Martin ressalta que a nova vítima dos uruguaios é a Stellantis e suas suspeitas se confirmaram há alguns meses, a partir do teste estapafúrdio com o Jeep Renegade encontrado do Panamá. Ele aponta objetivamente que “a régua não é a mesma para todos”, pois os uruguaios acusaram a Jeep de anunciar um teste realizado há mais de cinco anos, mas “se esqueceu” de que a Volkswagen fez o mesmo com o Virtus na Colômbia.
Continua afirmando que “o Latin NCAP parece fazer vista grossa com a VW, com quem ‘se dá muito bem’ desde que surgiu a entidade”. E lembra que anunciou as cinco estrelas do novo Virtus produzido na Índia, logo confirmado com uma unidade brasileira, enquanto na Argentina e em outros países se vendia o modelo anterior, sem nenhuma explicação.
Não perdoou também a absoluta falta de critério da entidade ao jogar um antigo Peugeot Partner Patagónico (de três gerações atrás) contra um Peugeot Rifter (não vendido na Argentina), de projeto novo. “Oxalá, (diz ele) sejam tão exigentes com a nova VW Amarok”.

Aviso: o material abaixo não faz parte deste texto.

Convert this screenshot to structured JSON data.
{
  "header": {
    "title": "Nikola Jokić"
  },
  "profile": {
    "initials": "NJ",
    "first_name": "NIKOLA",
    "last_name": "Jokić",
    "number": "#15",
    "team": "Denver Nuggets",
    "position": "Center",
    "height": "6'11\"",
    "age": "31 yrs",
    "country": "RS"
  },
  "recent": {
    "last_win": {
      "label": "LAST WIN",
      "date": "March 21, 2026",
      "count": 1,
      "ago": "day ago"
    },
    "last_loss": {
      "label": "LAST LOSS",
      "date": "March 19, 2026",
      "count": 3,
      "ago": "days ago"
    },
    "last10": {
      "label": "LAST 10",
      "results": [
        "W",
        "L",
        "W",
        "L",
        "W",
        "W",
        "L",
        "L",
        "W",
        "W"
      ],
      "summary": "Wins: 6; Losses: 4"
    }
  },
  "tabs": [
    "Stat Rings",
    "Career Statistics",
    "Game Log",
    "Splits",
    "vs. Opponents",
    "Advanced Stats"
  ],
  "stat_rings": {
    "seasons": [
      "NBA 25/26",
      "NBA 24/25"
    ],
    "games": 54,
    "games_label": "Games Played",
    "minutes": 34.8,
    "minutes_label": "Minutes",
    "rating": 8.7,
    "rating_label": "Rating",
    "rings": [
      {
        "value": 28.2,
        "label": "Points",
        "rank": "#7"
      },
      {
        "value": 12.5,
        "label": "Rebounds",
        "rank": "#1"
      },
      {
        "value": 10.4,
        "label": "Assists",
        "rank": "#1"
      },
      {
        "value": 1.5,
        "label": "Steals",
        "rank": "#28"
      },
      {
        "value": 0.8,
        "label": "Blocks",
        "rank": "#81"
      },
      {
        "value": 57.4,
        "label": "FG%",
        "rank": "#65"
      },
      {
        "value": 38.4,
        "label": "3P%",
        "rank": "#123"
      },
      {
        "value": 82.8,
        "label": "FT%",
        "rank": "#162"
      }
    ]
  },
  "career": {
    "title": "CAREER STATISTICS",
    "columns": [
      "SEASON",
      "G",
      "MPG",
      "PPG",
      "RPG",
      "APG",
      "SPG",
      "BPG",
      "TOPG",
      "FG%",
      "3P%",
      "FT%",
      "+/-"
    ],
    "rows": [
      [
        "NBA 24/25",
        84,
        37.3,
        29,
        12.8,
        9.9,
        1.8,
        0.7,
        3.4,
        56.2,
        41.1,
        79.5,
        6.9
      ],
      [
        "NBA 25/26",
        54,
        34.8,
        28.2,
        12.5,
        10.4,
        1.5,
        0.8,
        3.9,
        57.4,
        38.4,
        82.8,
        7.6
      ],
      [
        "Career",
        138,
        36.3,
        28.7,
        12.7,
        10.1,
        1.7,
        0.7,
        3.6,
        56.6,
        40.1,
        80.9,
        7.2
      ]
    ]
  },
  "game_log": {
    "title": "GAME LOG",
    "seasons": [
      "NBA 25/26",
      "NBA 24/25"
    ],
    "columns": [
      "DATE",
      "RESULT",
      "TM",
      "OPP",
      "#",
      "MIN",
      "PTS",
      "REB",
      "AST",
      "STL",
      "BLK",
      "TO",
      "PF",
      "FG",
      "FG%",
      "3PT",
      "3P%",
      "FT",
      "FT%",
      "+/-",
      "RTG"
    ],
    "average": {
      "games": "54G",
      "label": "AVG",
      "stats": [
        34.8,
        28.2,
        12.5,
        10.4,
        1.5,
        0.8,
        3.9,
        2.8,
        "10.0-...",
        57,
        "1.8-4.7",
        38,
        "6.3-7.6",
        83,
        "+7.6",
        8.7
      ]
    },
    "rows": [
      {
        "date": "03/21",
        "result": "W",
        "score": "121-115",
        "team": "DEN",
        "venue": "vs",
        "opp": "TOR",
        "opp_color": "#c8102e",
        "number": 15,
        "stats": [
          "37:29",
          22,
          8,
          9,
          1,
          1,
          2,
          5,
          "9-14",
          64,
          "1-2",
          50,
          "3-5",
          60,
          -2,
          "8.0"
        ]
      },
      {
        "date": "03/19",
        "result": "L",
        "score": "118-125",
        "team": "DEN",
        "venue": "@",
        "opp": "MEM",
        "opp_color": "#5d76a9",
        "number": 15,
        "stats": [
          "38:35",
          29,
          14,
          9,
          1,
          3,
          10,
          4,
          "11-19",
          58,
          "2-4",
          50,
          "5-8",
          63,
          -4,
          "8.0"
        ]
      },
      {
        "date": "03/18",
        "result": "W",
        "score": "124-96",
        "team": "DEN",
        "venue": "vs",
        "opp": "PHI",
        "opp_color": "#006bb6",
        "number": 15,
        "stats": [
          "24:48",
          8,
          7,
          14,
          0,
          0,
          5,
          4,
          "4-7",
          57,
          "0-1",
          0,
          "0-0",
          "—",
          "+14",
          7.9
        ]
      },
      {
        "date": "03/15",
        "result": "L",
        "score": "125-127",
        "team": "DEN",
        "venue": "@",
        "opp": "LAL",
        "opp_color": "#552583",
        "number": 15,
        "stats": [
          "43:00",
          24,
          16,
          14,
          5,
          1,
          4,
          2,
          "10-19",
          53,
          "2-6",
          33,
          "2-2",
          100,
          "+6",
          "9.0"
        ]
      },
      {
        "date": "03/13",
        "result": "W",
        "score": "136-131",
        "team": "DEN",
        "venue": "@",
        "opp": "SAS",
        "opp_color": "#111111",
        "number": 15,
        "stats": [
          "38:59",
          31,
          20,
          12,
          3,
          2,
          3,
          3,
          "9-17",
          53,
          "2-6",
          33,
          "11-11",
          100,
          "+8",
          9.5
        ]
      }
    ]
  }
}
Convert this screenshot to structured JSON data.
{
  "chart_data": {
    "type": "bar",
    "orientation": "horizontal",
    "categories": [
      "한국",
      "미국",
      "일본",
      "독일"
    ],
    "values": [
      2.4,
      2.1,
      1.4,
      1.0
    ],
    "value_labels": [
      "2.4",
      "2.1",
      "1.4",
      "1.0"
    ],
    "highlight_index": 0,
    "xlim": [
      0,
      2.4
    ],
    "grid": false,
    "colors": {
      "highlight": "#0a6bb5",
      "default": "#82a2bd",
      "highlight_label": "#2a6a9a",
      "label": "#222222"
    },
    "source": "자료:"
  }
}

Martin Simacourbe encerra sua excelente matéria afirmando que “há tempos tenho a sensação de que o Latin NCAP denuncia quem tem vontade de denunciar (motivado sabe-se lá por quê) e não pela realidade dos fatos. Eles devem ter suas razões para este procedimento. Mas eu tenho as minhas para pensar que nem tudo é tão altruísta como nos vendem”.
Resultado fidedigno? Só pagando!
Para fechar o ano com “chave de ouro”: no último teste divulgado em 2023, ela conferiu apenas duas estrelas ao Fiat Pulse. Mas ela se confunde ao explicar o critério, pois declara “boa proteção” na maioria dos itens considerados nos testes de impacto. Ou seja, o carro foi aprovado no crash test mas perdeu pontos em critérios subjetivos, como o dos Sistemas Avançados de Assistência ao Motorista (Adas).
A fábrica, consultada, acusa a entidade uruguaia de testar um modelo não mais produzido, mais ou menos como no caso do Renegade. Informou à Latin NCAP já estar fabricando uma versão mais completa em termos de segurança, mas os uruguaios exigiram mais uma vez — como no caso do Renegade — que a Stellantis patrocinasse o teste (pela bagatela de 500 mil euros, equivalente a 2,685 milhões de reais) se tivesse interesse em que fosse testado o novo modelo.
Aliás, para que um carro da Volkswagen, no dia de seu lançamento à imprensa, já tivesse sido contemplado com cinco estrelas pelo Sr. Furas, só mesmo com um teste “patrocinado” pela fabricante, pois o modelo obviamente ainda não estava disponível nas concessionárias. Fosse minimante ético, o Latin NCAP faria constar em seu site se o teste foi realizado às expensas da fabricante ou dela própria.
Por essas e por várias outras, avalizo integralmente as desconfianças de Martin Simacourbe em relação ao Latin NCAP, pois seus critérios são cada vez mais duvidosos e nem sempre a segurança é prioridade para seu secretário-geral, sr. Alejandro Furas.
BF
A coluna “Opinião de Boris Feldman” é de exclusiva responsabilidade do seu autor.